We looked into renting a car, which may have been fine, except we had two friends wanting to come and join us for the majority of the trip. Sinead, from Ireland, and Stina, from Sweden, are two close friends who had both joined on our very first GiveBack GiveAway trip to Senegal in 2015. We knew if there was going to be four of us with backpacks and suitcases we’d need something bigger than a tiny European sedan.  So a camper van was the obvious upgrade for the four of us to get around the country easily and comfortably.

 

Where To Get Your Van

 

We picked up our campervan from Bunk Campers on a warm Sunday morning. Their location in Dublin is super conveniently located only a kilometre away from the international airport. Making it easy to land and get straight on the road.

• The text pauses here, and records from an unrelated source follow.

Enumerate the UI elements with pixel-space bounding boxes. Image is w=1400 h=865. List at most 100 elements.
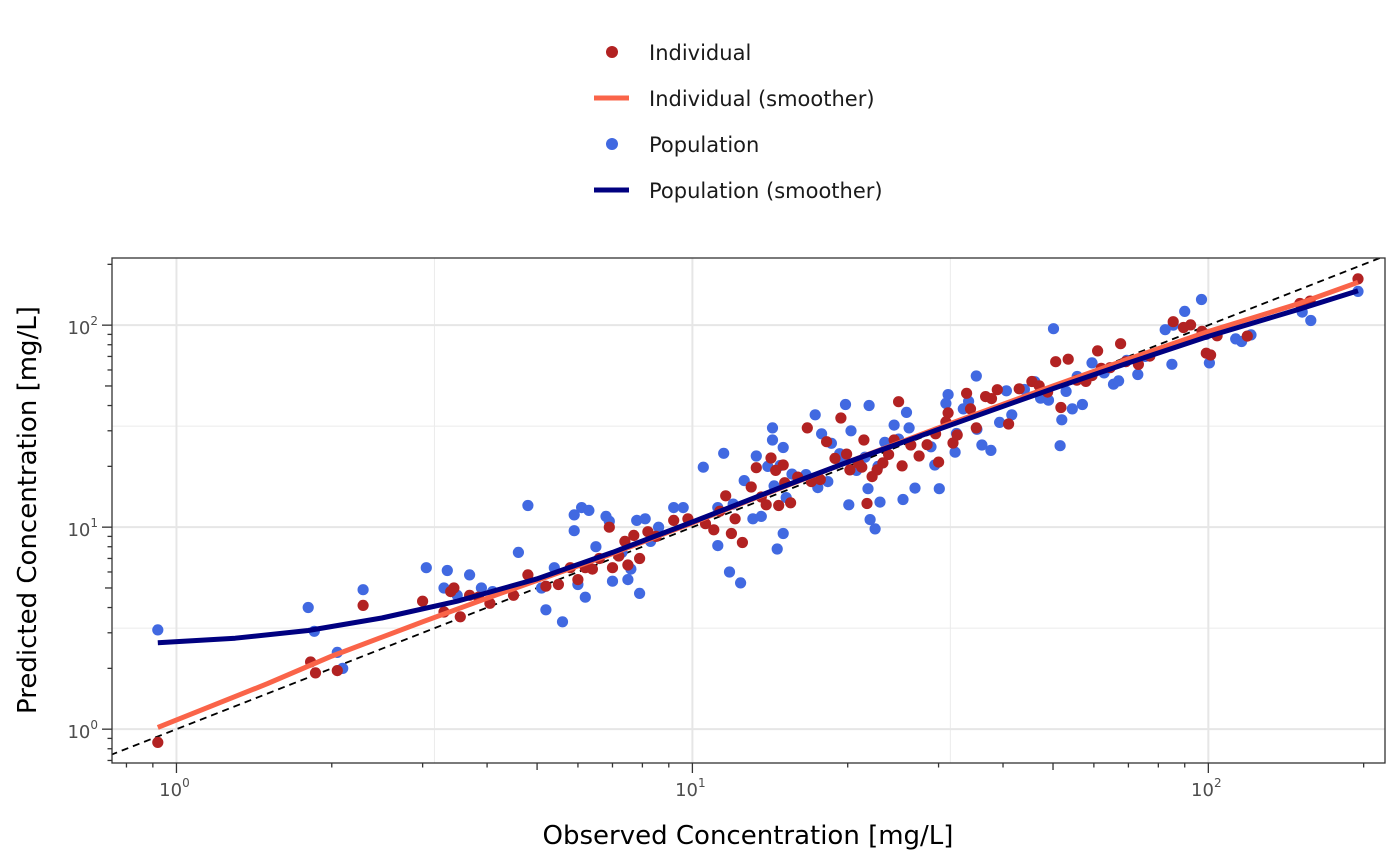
population-point xyxy=(622,574,634,586)
y-tick-label: 101 xyxy=(67,516,98,541)
individual-point xyxy=(856,461,868,473)
population-point xyxy=(697,461,709,473)
population-point xyxy=(747,513,759,525)
individual-point xyxy=(745,481,757,493)
population-point xyxy=(1166,358,1178,370)
population-point xyxy=(1305,314,1317,327)
population-point xyxy=(942,389,954,401)
population-point xyxy=(522,499,534,512)
y-tick-label: 102 xyxy=(67,314,98,339)
individual-point xyxy=(814,474,826,486)
population-point xyxy=(897,493,909,506)
population-point xyxy=(864,514,876,526)
individual-point xyxy=(642,526,654,538)
axes: 100 101 102 100 101 102 xyxy=(67,263,1365,801)
population-point xyxy=(1006,409,1018,421)
identity-line xyxy=(112,258,1383,756)
individual-point xyxy=(309,667,322,679)
individual-point xyxy=(454,611,466,623)
individual-point xyxy=(750,462,762,474)
population-point xyxy=(1076,398,1088,411)
individual-point xyxy=(357,599,369,612)
individual-point xyxy=(1092,345,1104,357)
population-point xyxy=(755,510,767,522)
individual-point xyxy=(572,574,584,586)
y-tick-label: 100 xyxy=(67,718,98,743)
legend-label-individual-smoother: Individual (smoother) xyxy=(649,87,875,111)
population-point xyxy=(766,422,779,434)
individual-point xyxy=(760,499,772,511)
x-tick-label: 101 xyxy=(675,776,706,801)
population-point xyxy=(723,566,736,578)
plot-frame xyxy=(111,257,1386,764)
individual-point xyxy=(801,422,813,434)
population-point xyxy=(1132,368,1144,381)
x-tick-label: 102 xyxy=(1191,776,1222,801)
population-point xyxy=(766,434,779,446)
population-point xyxy=(976,439,988,451)
population-point xyxy=(302,601,314,614)
population-point xyxy=(590,541,602,553)
population-point xyxy=(903,422,915,434)
individual-point xyxy=(883,448,895,461)
individual-point xyxy=(835,412,847,424)
individual-point xyxy=(1055,401,1067,414)
population-point xyxy=(843,499,855,511)
individual-point xyxy=(785,497,797,509)
population-point xyxy=(464,569,476,581)
population-point xyxy=(441,564,453,577)
x-tick-label: 100 xyxy=(159,776,190,801)
population-point xyxy=(677,502,689,514)
population-point xyxy=(512,546,525,559)
individual-point xyxy=(1241,330,1253,342)
individual-point xyxy=(821,436,833,448)
population-point xyxy=(718,447,730,459)
plot-background xyxy=(112,258,1385,763)
population-point xyxy=(579,591,591,603)
population-point xyxy=(568,509,580,521)
population-point xyxy=(777,441,789,454)
population-point xyxy=(420,562,432,574)
individual-point xyxy=(877,457,889,469)
individual-point xyxy=(668,514,680,527)
legend-label-population: Population xyxy=(649,133,759,157)
individual-point xyxy=(1050,356,1062,368)
individual-point xyxy=(858,434,870,446)
population-point xyxy=(909,482,921,494)
individual-point xyxy=(1205,349,1217,361)
individual-point xyxy=(586,563,599,575)
y-axis-title: Predicted Concentration [mg/L] xyxy=(13,306,43,714)
individual-point xyxy=(1185,319,1197,331)
individual-point xyxy=(1062,353,1074,365)
individual-point xyxy=(951,429,963,441)
population-point xyxy=(900,406,913,418)
individual-point xyxy=(729,513,741,525)
population-point xyxy=(888,419,900,431)
individual-point xyxy=(448,582,460,594)
population-point xyxy=(653,521,665,533)
population-point xyxy=(1047,323,1060,335)
population-point xyxy=(568,525,580,537)
legend-key-individual xyxy=(606,46,618,58)
individual-point xyxy=(720,490,732,502)
individual-point xyxy=(777,459,789,471)
individual-point xyxy=(622,559,634,571)
population-point xyxy=(606,575,619,587)
individual-point xyxy=(964,403,977,415)
individual-point xyxy=(603,521,615,533)
individual-point xyxy=(991,384,1003,396)
population-point xyxy=(874,496,886,508)
population-smoother-line xyxy=(157,288,1359,646)
individual-point xyxy=(331,665,343,677)
individual-point xyxy=(893,396,905,408)
individual-point xyxy=(985,393,998,405)
population-point xyxy=(1179,305,1191,317)
population-point xyxy=(933,483,945,495)
individual-point xyxy=(861,497,873,510)
population-point xyxy=(750,450,762,462)
population-point xyxy=(583,504,595,516)
individual-point xyxy=(522,569,534,581)
population-point xyxy=(712,540,724,552)
legend-item-individual: Individual xyxy=(606,41,751,65)
individual-point xyxy=(540,580,552,592)
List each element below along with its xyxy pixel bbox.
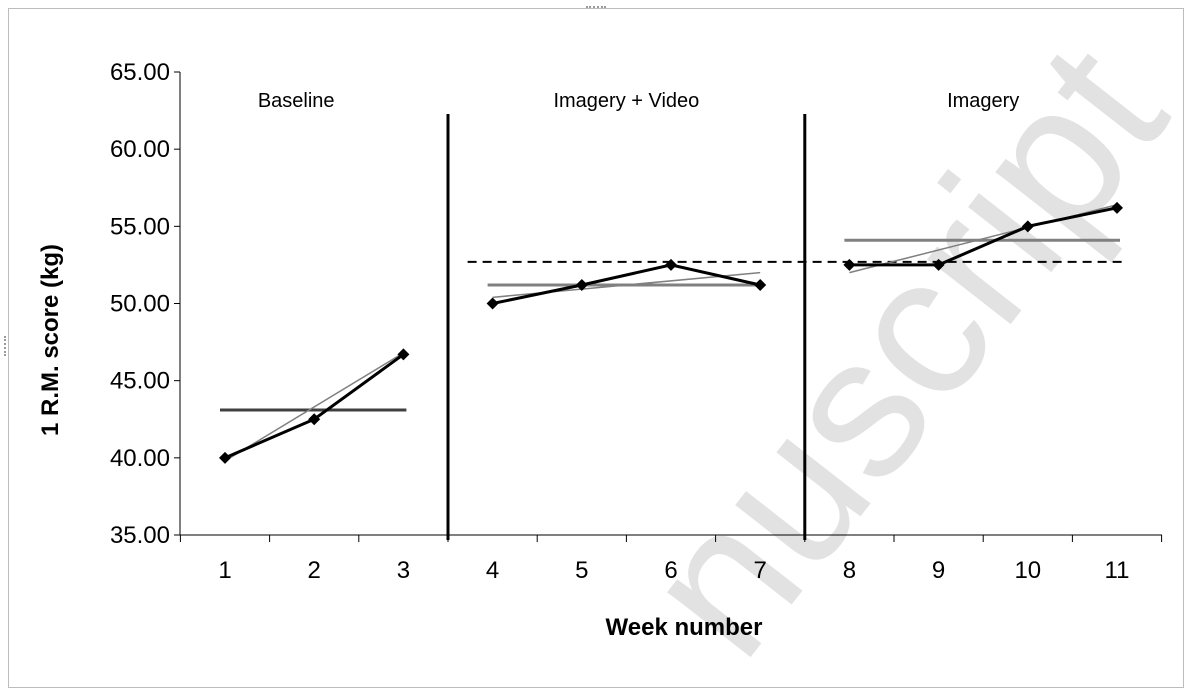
resize-handle-left[interactable] xyxy=(4,336,10,356)
y-tick-label: 45.00 xyxy=(110,368,170,395)
x-tick-label: 1 xyxy=(218,557,231,584)
x-tick-label: 11 xyxy=(1105,557,1130,584)
phase-label: Imagery xyxy=(947,90,1019,112)
phase-label: Imagery + Video xyxy=(553,90,699,112)
data-point-marker xyxy=(397,348,410,361)
data-point-marker xyxy=(308,413,321,426)
x-tick-label: 10 xyxy=(1014,557,1041,584)
data-point-marker xyxy=(486,297,499,310)
x-tick-label: 9 xyxy=(932,557,945,584)
x-tick-label: 3 xyxy=(397,557,410,584)
y-tick-label: 40.00 xyxy=(110,445,170,472)
x-tick-label: 8 xyxy=(843,557,856,584)
series-line xyxy=(492,263,761,305)
data-point-marker xyxy=(1021,220,1034,233)
x-tick-label: 2 xyxy=(308,557,321,584)
x-tick-label: 5 xyxy=(575,557,588,584)
data-point-marker xyxy=(754,278,767,291)
y-axis-title: 1 R.M. score (kg) xyxy=(37,244,64,436)
data-point-marker xyxy=(665,258,677,271)
axes: 35.00 40.00 45.00 50.00 55.00 60.00 65.00 1 2 3 4 5… xyxy=(110,59,1163,584)
y-tick-label: 35.00 xyxy=(110,522,170,549)
data-point-marker xyxy=(219,451,231,464)
data-point-marker xyxy=(1111,201,1123,214)
y-tick-label: 65.00 xyxy=(110,59,170,86)
data-point-marker xyxy=(843,258,856,271)
y-tick-label: 50.00 xyxy=(110,291,170,318)
chart-frame xyxy=(8,8,1184,688)
phase-label: Baseline xyxy=(258,90,335,112)
y-tick-label: 60.00 xyxy=(110,136,170,163)
x-tick-label: 7 xyxy=(754,557,767,584)
chart-marks: Baseline Imagery + Video Imagery xyxy=(219,90,1123,540)
resize-handle-top[interactable] xyxy=(586,6,606,12)
series-line xyxy=(849,206,1118,267)
x-tick-label: 6 xyxy=(664,557,677,584)
x-axis-title: Week number xyxy=(606,614,763,641)
x-tick-label: 4 xyxy=(486,557,499,584)
y-tick-label: 55.00 xyxy=(110,213,170,240)
data-point-marker xyxy=(575,278,588,291)
data-point-marker xyxy=(932,258,945,271)
trend-line xyxy=(224,352,404,462)
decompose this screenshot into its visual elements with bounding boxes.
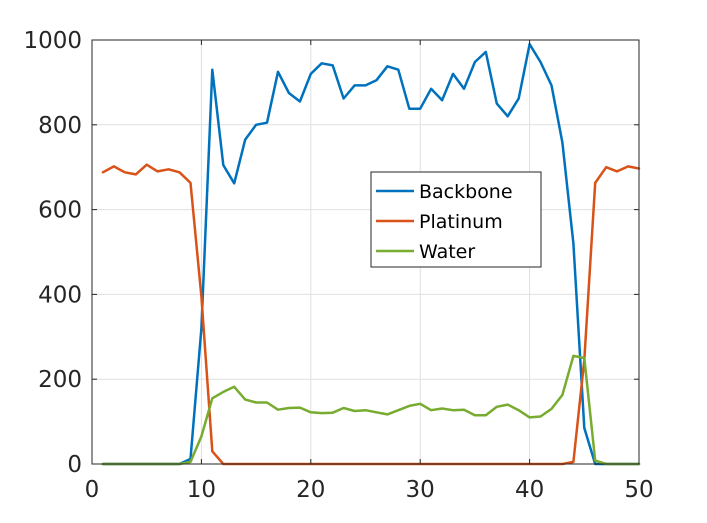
x-tick-label: 0 bbox=[85, 477, 100, 503]
y-tick-label: 800 bbox=[38, 113, 82, 139]
y-tick-label: 600 bbox=[38, 198, 82, 224]
legend: Backbone Platinum Water bbox=[370, 171, 542, 268]
series-line-backbone bbox=[101, 42, 641, 466]
axis-ticks: 0 10 20 30 40 50 0 200 400 600 800 1000 bbox=[23, 28, 653, 503]
plot-area bbox=[92, 40, 639, 464]
legend-label-water: Water bbox=[419, 241, 475, 263]
series-line-water bbox=[101, 354, 641, 466]
y-tick-label: 200 bbox=[38, 367, 82, 393]
legend-label-platinum: Platinum bbox=[419, 211, 503, 233]
y-tick-label: 400 bbox=[38, 282, 82, 308]
plot-frame bbox=[91, 39, 640, 465]
y-tick-label: 1000 bbox=[23, 28, 82, 54]
x-tick-label: 10 bbox=[187, 477, 216, 503]
x-tick-label: 20 bbox=[296, 477, 325, 503]
x-tick-label: 50 bbox=[624, 477, 653, 503]
x-tick-label: 40 bbox=[515, 477, 544, 503]
y-tick-label: 0 bbox=[67, 452, 82, 478]
legend-label-backbone: Backbone bbox=[419, 181, 513, 203]
x-tick-label: 30 bbox=[406, 477, 435, 503]
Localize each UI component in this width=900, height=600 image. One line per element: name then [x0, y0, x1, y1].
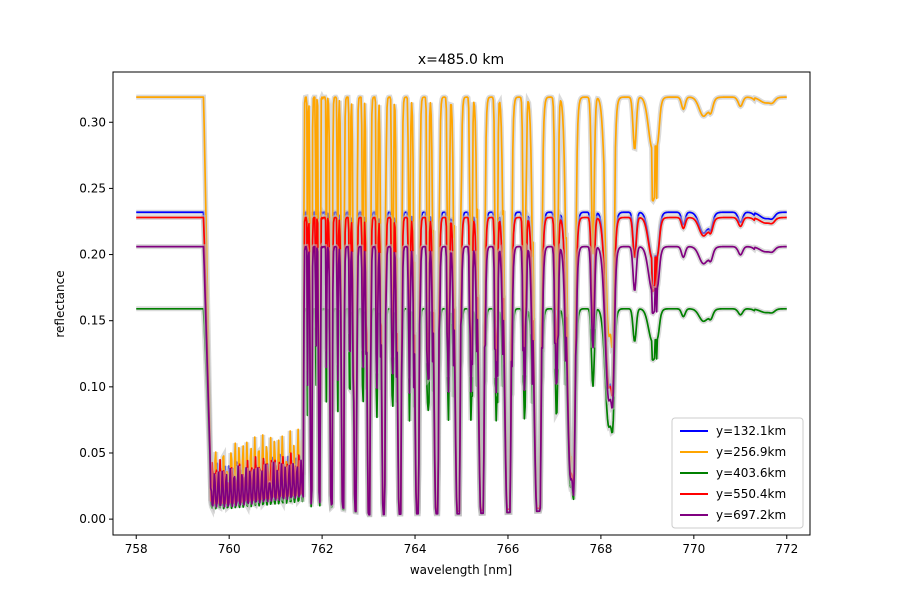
chart-title: x=485.0 km — [418, 52, 504, 68]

The Campers Bells and Whistles

 

Our camper was the size of a commercial tradesman’s van. It was bulky but not overkill. It was equipped with the following useful amenities:

  • Double bed in the back with bedding included. 
  • Kitchen sink, cupboards and basic kitchen utensils.
  • Gas burner stove and gas heater. 
  • Mood lighting and sound system throughout.
  • There was a bathroom equipped with a shower and a toilet.
  • Ample storage and pretty much everything you need to actually live for months on end.

How Does It Drive

Ireland has some of the smallest streets I can think of out of anywhere in the world I’ve been. You would think that this means they have slower speed limits, however quite the contrary. Rarely do you see a speed limit under 80 km/h. But once you get a feel for tight turns and constant breaking, it’s a piece of cake.

 

The few motorways in Ireland are spacious and wide with speeds limits of 120 km/h. So when we left the Bunk Campers office and headed south out of Dublin towards Cork it was a good introduction to how the van handled, which was beautiful. I should note that if you are from US or Canada, you should be comfortable driving a manual transmission as the majority, if not all of the vehicles are standards. Also, there’s the driving on the left that takes some focusing on.

 

How was it on gas?

It was really quite good. The cost to fill up was around 80 Euros. We only stopped for gas a handful of times. All together it was just over 200 Euros to drive around the entire loop of the countries. You can check out the lastest petrol rate here.

Routes

We only had two weeks, which was a good amount of time but we definitely could have used a few extra days. If you plan on doing both the South and North of Ireland you’ll probably want just over two weeks. If you just want to see the south, 2 weeks is perfect. I go into more details about routes here.

Where To Stay

 

In the high season, Ireland feels like it’s completely booked out. Hotels are full, tourist spots are full and as always, so are the pubs. This also goes for places to park your caravan for the night. Booking well in advance would be the first suggestion but if you find yourself stuck for spot, a good bet is to ask some B&Bs, pub or supermarket if they would have some space to stay the night.